La oración, en efecto, no está constituida solamente por palabras, sino también por obras. Así como Jesucristo, Hijo de Dios, es el Verbo creador (Jn 1, 3), y las obras que Dios ha realizado por Él (Col 1, 16) son «palabras de Dios», así también, análogamente, cuando el cristiano participa en el poder creador de Dios con su trabajo y el cumplimiento de sus deberes por amor a Dios, las obras que así realiza son «palabras» de su diálogo con Dios: expresan la entrega de la propia vida a la gloria de Dios, manifiestan el deseo eficaz de cumplir la Voluntad de Dios por amor suyo. Son por tanto oración, si están hechas imitando al obrar divino, que es un obrar por amor y con perfección. Esta perfección no consiste en algo externo o material (que «salga bien» lo que se hace), sino en la calidad moral de la actividad realizada. Requiere, pues, el ejercicio de las virtudes morales. Pero tampoco basta una perfección meramente humana para convertir las obras en oración; es necesaria una perfección sobrenatural que sólo es posible si las virtudes humanas están informadas por la caridad.

El diálogo presupone contacto, al menos espiritual, entre los que hablan. La oración como diálogo íntimo con Dios presupone la presencia sobrenatural de la Santísima Trinidad en el alma: la inhabitación del Padre, del Hijo y del Espíritu Santo. (Esto no significa que quien no está en gracia no pueda en absoluto hacer oración; también la «fe muerta» -la fe de quien no tiene vida sobrenatural por encontrarse en estado de pecado- es cierto contacto espiritual con Dios, pero sólo puede fundar la oración si hay conversión hacia Él, como se dijo antes). Tan intima es esa presencia sobrenatural que, de por si, ningún acto interior del cristiano ha de quedar al margen. Hasta la reflexión más autorreferencial puede tener a Dios como interlocutor, porque Él no es un extraño ni un «invitado» en el alma: es más intimo a nosotros que nosotros mismos (cf. san Agustín, Confessiones, 3, 6).

2. Tiempos de oración mental

«No se puede orar "en todo tiempo" si no se ora, con particular dedicación, en algunos momentos» (CCE 2697). La duración y frecuencia de esos momentos dependerá de las circunstancias de cada uno, pero es bastante común recomendar que se dedique a la oración mental un tiempo fijo por la mañana y otro por la tarde, diariamente.
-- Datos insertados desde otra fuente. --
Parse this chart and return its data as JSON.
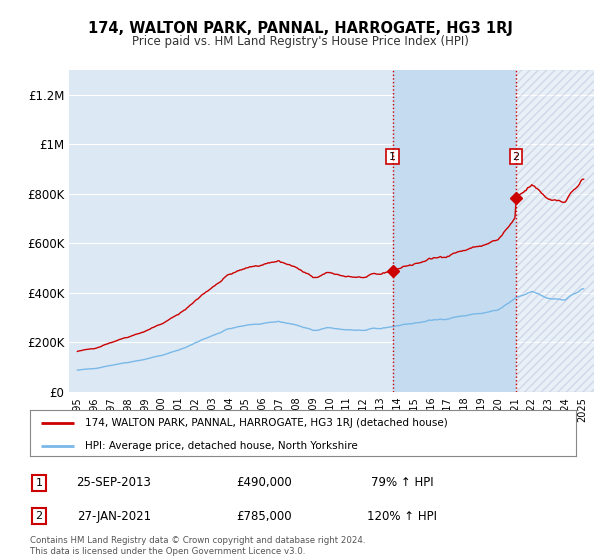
{
  "title": "174, WALTON PARK, PANNAL, HARROGATE, HG3 1RJ",
  "subtitle": "Price paid vs. HM Land Registry's House Price Index (HPI)",
  "ylabel_ticks": [
    "£0",
    "£200K",
    "£400K",
    "£600K",
    "£800K",
    "£1M",
    "£1.2M"
  ],
  "ytick_values": [
    0,
    200000,
    400000,
    600000,
    800000,
    1000000,
    1200000
  ],
  "ylim": [
    0,
    1300000
  ],
  "background_color": "#ffffff",
  "plot_bg_color": "#dce9f5",
  "shade_color": "#c5dcf0",
  "grid_color": "#ffffff",
  "hpi_color": "#7ab8e8",
  "price_color": "#cc0000",
  "sale1_date": 2013.73,
  "sale1_price": 490000,
  "sale2_date": 2021.07,
  "sale2_price": 785000,
  "vline_color": "#cc0000",
  "vline_style": ":",
  "legend_label_price": "174, WALTON PARK, PANNAL, HARROGATE, HG3 1RJ (detached house)",
  "legend_label_hpi": "HPI: Average price, detached house, North Yorkshire",
  "annotation1_date": "25-SEP-2013",
  "annotation1_price": "£490,000",
  "annotation1_pct": "79% ↑ HPI",
  "annotation2_date": "27-JAN-2021",
  "annotation2_price": "£785,000",
  "annotation2_pct": "120% ↑ HPI",
  "footer": "Contains HM Land Registry data © Crown copyright and database right 2024.\nThis data is licensed under the Open Government Licence v3.0.",
  "xmin": 1994.5,
  "xmax": 2025.7
}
Sobre el modo de hacer oración en estos momentos la doctrina de los santos es extraordinariamente rica y variada. No hay un método universal. En términos generales es frecuente el consejo de comenzar por la lectura de algún texto de la Sagrada Escritura o de un libro que ayude a centrar la atención en Dios, siguiendo con la meditación de lo que se ha leído hasta llegar al diálogo de la oración propiamente dicho. Tenemos así la triada lectio-meditatio-oratio, propuesta en torno a 1145 por Guigo II el Cartujo (Scala Claustralium, 1, 3), a la que añade la contemplatio o contemplación, que es ya una oración sin palabras. En todo caso no hay que olvidar que tales pasos son simples instrumentos a los que -como los mismos santos advierten- no conviene atarse de modo fijo porque se podrían convertir en obstáculos.
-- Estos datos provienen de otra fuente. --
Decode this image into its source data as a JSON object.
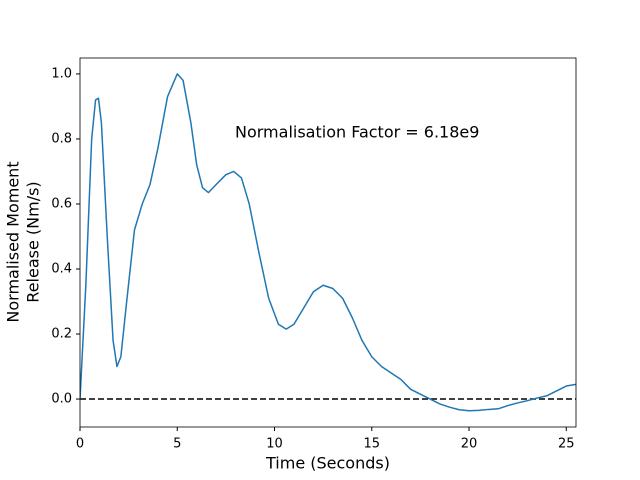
{
  "chart_data": {
    "type": "line",
    "xlabel": "Time (Seconds)",
    "ylabel": [
      "Normalised Moment",
      "Release (Nm/s)"
    ],
    "annotation": "Normalisation Factor = 6.18e9",
    "x": [
      0,
      0.3,
      0.6,
      0.8,
      0.95,
      1.1,
      1.4,
      1.7,
      1.9,
      2.1,
      2.4,
      2.8,
      3.2,
      3.6,
      4,
      4.5,
      5,
      5.3,
      5.7,
      6,
      6.3,
      6.6,
      7,
      7.5,
      7.9,
      8.3,
      8.7,
      9.2,
      9.7,
      10.2,
      10.6,
      11,
      11.5,
      12,
      12.5,
      13,
      13.5,
      14,
      14.5,
      15,
      15.5,
      16,
      16.5,
      17,
      17.5,
      18,
      18.5,
      19,
      19.5,
      20,
      20.5,
      21,
      21.5,
      22,
      22.5,
      23,
      23.5,
      24,
      24.5,
      25,
      25.5
    ],
    "series": [
      {
        "color": "#1f77b4",
        "values": [
          0,
          0.35,
          0.8,
          0.92,
          0.925,
          0.85,
          0.5,
          0.18,
          0.1,
          0.13,
          0.3,
          0.52,
          0.6,
          0.66,
          0.77,
          0.93,
          1.0,
          0.98,
          0.85,
          0.72,
          0.65,
          0.635,
          0.66,
          0.69,
          0.7,
          0.68,
          0.6,
          0.45,
          0.31,
          0.23,
          0.215,
          0.23,
          0.28,
          0.33,
          0.35,
          0.34,
          0.31,
          0.25,
          0.18,
          0.13,
          0.1,
          0.08,
          0.06,
          0.03,
          0.015,
          0,
          -0.015,
          -0.025,
          -0.033,
          -0.036,
          -0.035,
          -0.032,
          -0.03,
          -0.02,
          -0.012,
          -0.005,
          0.003,
          0.01,
          0.025,
          0.04,
          0.045
        ]
      }
    ],
    "reference_line": {
      "y": 0,
      "color": "#000000",
      "style": "dashed"
    },
    "xlim": [
      0,
      25.5
    ],
    "ylim": [
      -0.086,
      1.049
    ],
    "xticks": [
      0,
      5,
      10,
      15,
      20,
      25
    ],
    "yticks": [
      {
        "value": 0,
        "label": "0.0"
      },
      {
        "value": 0.2,
        "label": "0.2"
      },
      {
        "value": 0.4,
        "label": "0.4"
      },
      {
        "value": 0.6,
        "label": "0.6"
      },
      {
        "value": 0.8,
        "label": "0.8"
      },
      {
        "value": 1.0,
        "label": "1.0"
      }
    ]
  }
}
Los temas de la oración mental pueden ser variadísimos. Todo puede ser tema del diálogo con Dios: «Alegrías, tristezas, éxitos y fracasos, ambiciones nobles, preocupaciones diarias » (san Josemaria Escrivá, Camino, 91). «El tema de ml oración es el tema de ml vida» (IDEM, Es Cristo que pasa, 174), enseña -con su testimonio personal- este mismo santo, maestro de santificación en la vida ordinaria.

Ante la perspectiva de la evangelización en el tercer milenio, Juan Pablo II destacó la importancia de que los lugares donde se imparte formación lleguen a ser «auténticas «escuelas de oración», donde el encuentro con Cristo no se exprese solamente en petición de ayuda, sino también en acción de gracias, alabanza, adoración, contemplación, escucha y viveza de afecto hasta el «arrebato» del corazón. Una oración intensa, pues, que sin embargo no aparta del compromiso en la historia: abriendo el corazón al amor de Dios, lo abre también al amor de los hermanos, y nos hace capaces de construir la historia según el designio de Dios» (NMI 33).

Bibliografía

AA.VV. (dir. E. ANCILLI), La preghiera: Bibbia, Teologia, esperienze storiche, 2 vols., Roma 1988, AA.VV., «Prière», en Dictionnaire de spiritualité ascétique et mystique, 12/2(1986) 2196-2347; y «Oraison», en IDEM, 11(1982) 831-846. E. BOYLAN, Dificultades en la oración mental, Madrid 1951. J. ECHEVARRIA, Getsemani. En oración con Jesús, Barcelona 2005. J. ESCRIVÁ DE BALAGUER, «Vida de oración», en Amigos de Dios, nn. 238-255, Madrid 1977. A. HAMMAN, Compendio sulla preghiera cristiana, Cinisello Balsamo 1989. F.M. MOSCHNER, La oración cristiana, Madrid 1981. S. PINCKAERS, La prière chrétienne, Fribourg 1989. T. SPIDLIK, La preghiera secondo la tradizione dell'Oriente cristiano, Roma 2002.

J. López

 «    Orden (sacramento)    » 

El sacramento del Orden es el que habilita a un cristiano para desempeñar el ministerio sacerdotal. El latín cristiano asumió la palabra ordinatio, utilizada por los romanos para indicar el nombramiento de sus funcionarios civiles, y con ella designó el rito mediante el cual se capacita para el episcopado, presbiterado o diaconado. También el término ordo proviene del latín civil e indica los diferentes grados jerárquicos del clero. Tertuliano con las expresiones «orden sacerdotal» u «orden eclesiástico» se refiere a quienes habían sido ordenados para el ministerio.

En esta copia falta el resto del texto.